The fight to protect our kids' privacy has become a multi-front war. With businesses ranging from app makers to educational software companies to tech giants like Google and Facebook all gathering reams of information about their users, it takes increased vigilance to maintain our fundamental right to protect our privacy.

The use of technology in the classroom and cloud storage of data such as performance records, health information, and contact information continues to change the privacy landscape. Thankfully lawmakers in California have been at the forefront of efforts to enhance privacy protections -- particularly for our children. Last week, Gov. Jerry Brown took the opportunity to cement the state's role as a leader in kids' privacy protection by signing the Student Online Personal Information Protection Act (SOPIPA).

The bill, SB 1177 authored by Sen. Darrell Steinberg (D-Sacramento), will strengthen privacy protections for the personal information of students, and will fundamentally alter and improve business practices across the education technology software industry, which has become a growing, $8 billion business nationally.

The measure will prohibit K-12 websites, online services and apps from using students' personal information for targeted advertising or creating a commercial profile of any student and prohibit the selling of a student's information. The legislation will also require K-12 websites, services and apps to maintain reasonable security procedures for students' personal information, and to delete the information upon the school's request.

These protections are long overdue. While technology has created exciting new tools for teachers, parents and students, we must be sure they are being used in ways that protect students' privacy. In this rapidly changing technological landscape, regulation has too often failed to keep pace, as school districts across the country race to incorporate technology into their classrooms and curricula.

Although other states recently enacted laws that regulate ed tech contracts or certain types of cloud-service vendors, California's new law is the only one that will cover a broad range of K-12 focused websites, services and apps, whether a contract exists or not.

SOPIPA will permit innovation without encroaching on student privacy because it will allow the use of de-identified K-12 student info internally to improve educational products and services and to demonstrate the effectiveness of the products. It will also allow sharing of aggregated de-identified student info for development and improvement of educational sites, services, and apps. The key is that the data can still be used to improve educational products and services without being linked to specific students. So in fact the passage of SOPIPA is a win for the technology industry as well as it will establish creditability in the minds of students, parents and educators. These consumers will have confidence that their data will be protected and thus allow the ed tech movement to flourish.
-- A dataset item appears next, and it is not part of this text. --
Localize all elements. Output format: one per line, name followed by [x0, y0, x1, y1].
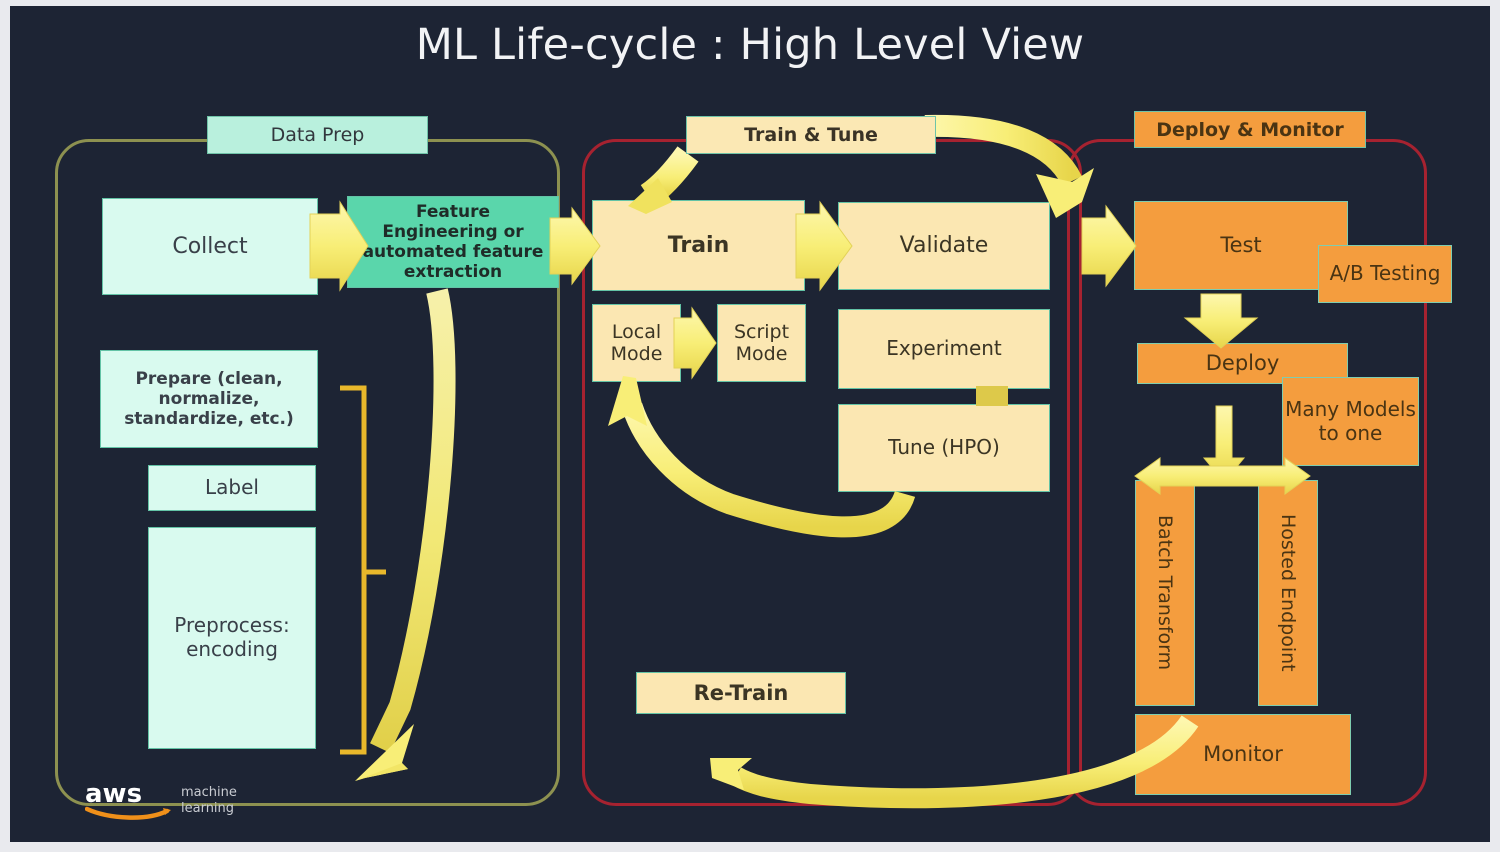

SOPIPA will cover not just the larger ed tech and cloud service providers that operate under contract with schools, but also the smaller K-12 ed tech websites, services and apps that may be used without a contract.

The SOPIPA legislation is part of a privacy trend in California. Last year, the state helped drive the national discourse on kids' privacy by enacting SB 568, also by Sen. Steinberg, which in effect gives minors an "eraser button" that allows them to delete information they posted on various websites, online services, and online or mobile apps. Most recently AB 1584, introduced by District 16 Assemblymember Joan Buchanan, was passed both chambers unanimously and also signed last week by Gov. Brown and will serve as a companion piece to SB 1177 by requiring specified privacy-related provisions in contracts between a K-12 education agency and a third-party provider. These legislative accomplishments highlight the vanguard role California is playing in establishing clear rules of the road for protecting our children's sensitive information from commercial exploitation and from falling into the wrong hands. It is fully my expectation that as the Golden State leads so others will follow.